あ、こいつらあれか? なぜか俺が子勇者に勝った、てことになってるのが噂になってるから、その真意をたしかめに来たって感じ?
……むぅ、これはよろしくないな。俺が注目されるのは心地よいが、村人の心証が悪いのにヘタな注目を浴びるのもよくない。スライムのとんがりのように鼻高々に自慢するより、誤魔化しておくのが吉であろう。
「じゃ、これで失礼していいですね?」
と、俺はせっかく幕引きしてやろうと思ったのに、アントンは顔を真っ赤にして、
「このウソつき野郎!」と、詰ってくる。
それに、うなじに髪をひっかけつつ軽く睨みすえると「……ぐっ」と言葉に詰まった。
ふっ、盛大にたじろいでるな。そうだよなぁ、昔の「フレイちゃん」だったら、オマエに責められたら下を向いて黙ってただろうけど、いまはそうはいかないよ?
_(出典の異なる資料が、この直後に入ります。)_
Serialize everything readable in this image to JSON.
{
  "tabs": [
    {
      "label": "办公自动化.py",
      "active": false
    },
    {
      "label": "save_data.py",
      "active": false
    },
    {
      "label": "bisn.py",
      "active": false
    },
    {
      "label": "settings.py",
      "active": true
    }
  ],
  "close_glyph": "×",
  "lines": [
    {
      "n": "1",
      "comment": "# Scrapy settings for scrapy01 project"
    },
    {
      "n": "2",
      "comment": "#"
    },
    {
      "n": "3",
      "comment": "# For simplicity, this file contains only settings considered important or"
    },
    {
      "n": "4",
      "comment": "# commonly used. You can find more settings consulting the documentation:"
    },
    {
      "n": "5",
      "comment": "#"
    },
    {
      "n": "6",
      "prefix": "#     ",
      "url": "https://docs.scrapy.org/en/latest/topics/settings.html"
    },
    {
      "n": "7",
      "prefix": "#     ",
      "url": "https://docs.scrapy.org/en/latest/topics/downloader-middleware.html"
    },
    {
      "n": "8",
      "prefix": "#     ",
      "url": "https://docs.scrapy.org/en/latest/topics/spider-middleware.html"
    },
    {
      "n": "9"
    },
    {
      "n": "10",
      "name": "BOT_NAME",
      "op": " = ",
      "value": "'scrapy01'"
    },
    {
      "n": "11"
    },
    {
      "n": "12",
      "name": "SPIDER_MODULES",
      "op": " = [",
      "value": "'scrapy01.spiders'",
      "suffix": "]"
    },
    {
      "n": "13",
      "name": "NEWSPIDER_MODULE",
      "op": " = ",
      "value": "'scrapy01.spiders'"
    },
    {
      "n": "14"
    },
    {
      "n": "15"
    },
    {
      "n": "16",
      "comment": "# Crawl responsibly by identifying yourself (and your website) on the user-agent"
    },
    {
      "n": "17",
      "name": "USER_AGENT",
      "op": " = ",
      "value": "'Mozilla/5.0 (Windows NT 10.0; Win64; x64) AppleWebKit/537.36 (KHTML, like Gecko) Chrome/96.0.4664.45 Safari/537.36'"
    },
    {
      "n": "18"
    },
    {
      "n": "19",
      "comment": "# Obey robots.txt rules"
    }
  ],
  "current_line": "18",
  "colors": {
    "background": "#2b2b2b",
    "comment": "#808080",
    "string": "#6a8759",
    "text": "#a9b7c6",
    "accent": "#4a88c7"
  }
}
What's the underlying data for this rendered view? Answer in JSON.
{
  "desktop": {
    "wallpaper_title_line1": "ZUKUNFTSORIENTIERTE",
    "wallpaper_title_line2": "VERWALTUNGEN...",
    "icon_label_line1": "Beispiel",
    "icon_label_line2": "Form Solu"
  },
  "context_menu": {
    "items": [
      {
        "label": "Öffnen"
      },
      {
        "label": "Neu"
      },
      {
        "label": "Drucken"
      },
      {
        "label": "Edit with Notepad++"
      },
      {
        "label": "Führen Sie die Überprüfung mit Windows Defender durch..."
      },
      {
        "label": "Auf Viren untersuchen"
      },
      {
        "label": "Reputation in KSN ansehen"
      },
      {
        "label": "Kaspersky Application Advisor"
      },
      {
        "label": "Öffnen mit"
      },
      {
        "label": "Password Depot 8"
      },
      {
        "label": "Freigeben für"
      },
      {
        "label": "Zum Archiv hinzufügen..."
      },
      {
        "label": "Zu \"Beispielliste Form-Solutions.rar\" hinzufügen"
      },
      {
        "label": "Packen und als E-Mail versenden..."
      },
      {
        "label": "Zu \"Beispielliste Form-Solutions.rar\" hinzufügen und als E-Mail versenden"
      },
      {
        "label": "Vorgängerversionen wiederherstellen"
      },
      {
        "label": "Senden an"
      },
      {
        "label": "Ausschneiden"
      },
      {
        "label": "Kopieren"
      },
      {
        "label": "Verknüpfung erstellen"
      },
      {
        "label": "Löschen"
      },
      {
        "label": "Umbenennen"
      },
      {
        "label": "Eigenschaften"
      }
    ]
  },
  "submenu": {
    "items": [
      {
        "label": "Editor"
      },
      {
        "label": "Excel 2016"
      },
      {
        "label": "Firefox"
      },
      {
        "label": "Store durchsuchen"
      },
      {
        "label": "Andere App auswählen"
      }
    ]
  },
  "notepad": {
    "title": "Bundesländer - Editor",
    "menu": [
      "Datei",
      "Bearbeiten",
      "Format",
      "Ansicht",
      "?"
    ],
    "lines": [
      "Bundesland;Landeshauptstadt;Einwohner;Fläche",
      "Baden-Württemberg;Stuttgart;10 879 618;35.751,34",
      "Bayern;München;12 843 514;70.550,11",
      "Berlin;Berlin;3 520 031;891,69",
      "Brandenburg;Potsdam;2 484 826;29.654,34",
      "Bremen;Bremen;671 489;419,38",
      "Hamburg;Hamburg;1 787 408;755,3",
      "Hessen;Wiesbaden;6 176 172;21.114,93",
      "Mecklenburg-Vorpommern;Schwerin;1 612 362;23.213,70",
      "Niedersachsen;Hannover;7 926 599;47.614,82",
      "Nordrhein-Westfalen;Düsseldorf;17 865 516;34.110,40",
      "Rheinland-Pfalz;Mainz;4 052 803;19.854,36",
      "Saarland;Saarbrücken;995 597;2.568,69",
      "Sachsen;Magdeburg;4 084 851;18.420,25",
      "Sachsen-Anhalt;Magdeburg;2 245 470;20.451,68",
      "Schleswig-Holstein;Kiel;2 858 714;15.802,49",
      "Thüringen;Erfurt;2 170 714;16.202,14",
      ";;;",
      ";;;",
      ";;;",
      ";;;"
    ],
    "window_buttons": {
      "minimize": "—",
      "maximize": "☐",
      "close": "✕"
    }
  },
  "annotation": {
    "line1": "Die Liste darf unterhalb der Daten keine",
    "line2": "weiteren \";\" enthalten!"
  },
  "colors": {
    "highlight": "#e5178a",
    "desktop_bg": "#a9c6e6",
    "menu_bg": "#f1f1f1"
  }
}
「信じるも信じないも勝手ですけど。疑うのなら試してみますか? わたしが訓練されてるか、どうか、」
俺は近くに落ちていた手ごろな木片を取り上げ、スッと鼻先に向けたら、アントンは急に顔を青くした。そして「……覚えてろよ」と月並みな台詞を吐きすてて、逃げて行った。
……ふっ、勝った。
しかし、つまらん勝利だ。が、得た物は大きい。
俺は森へと少しわけ入ったら、やっぱり! 連中の集めていた薪が。ひとりじゃ運びきれぬ量も!
……スバラシイ。ぜんぶ頂いていこう。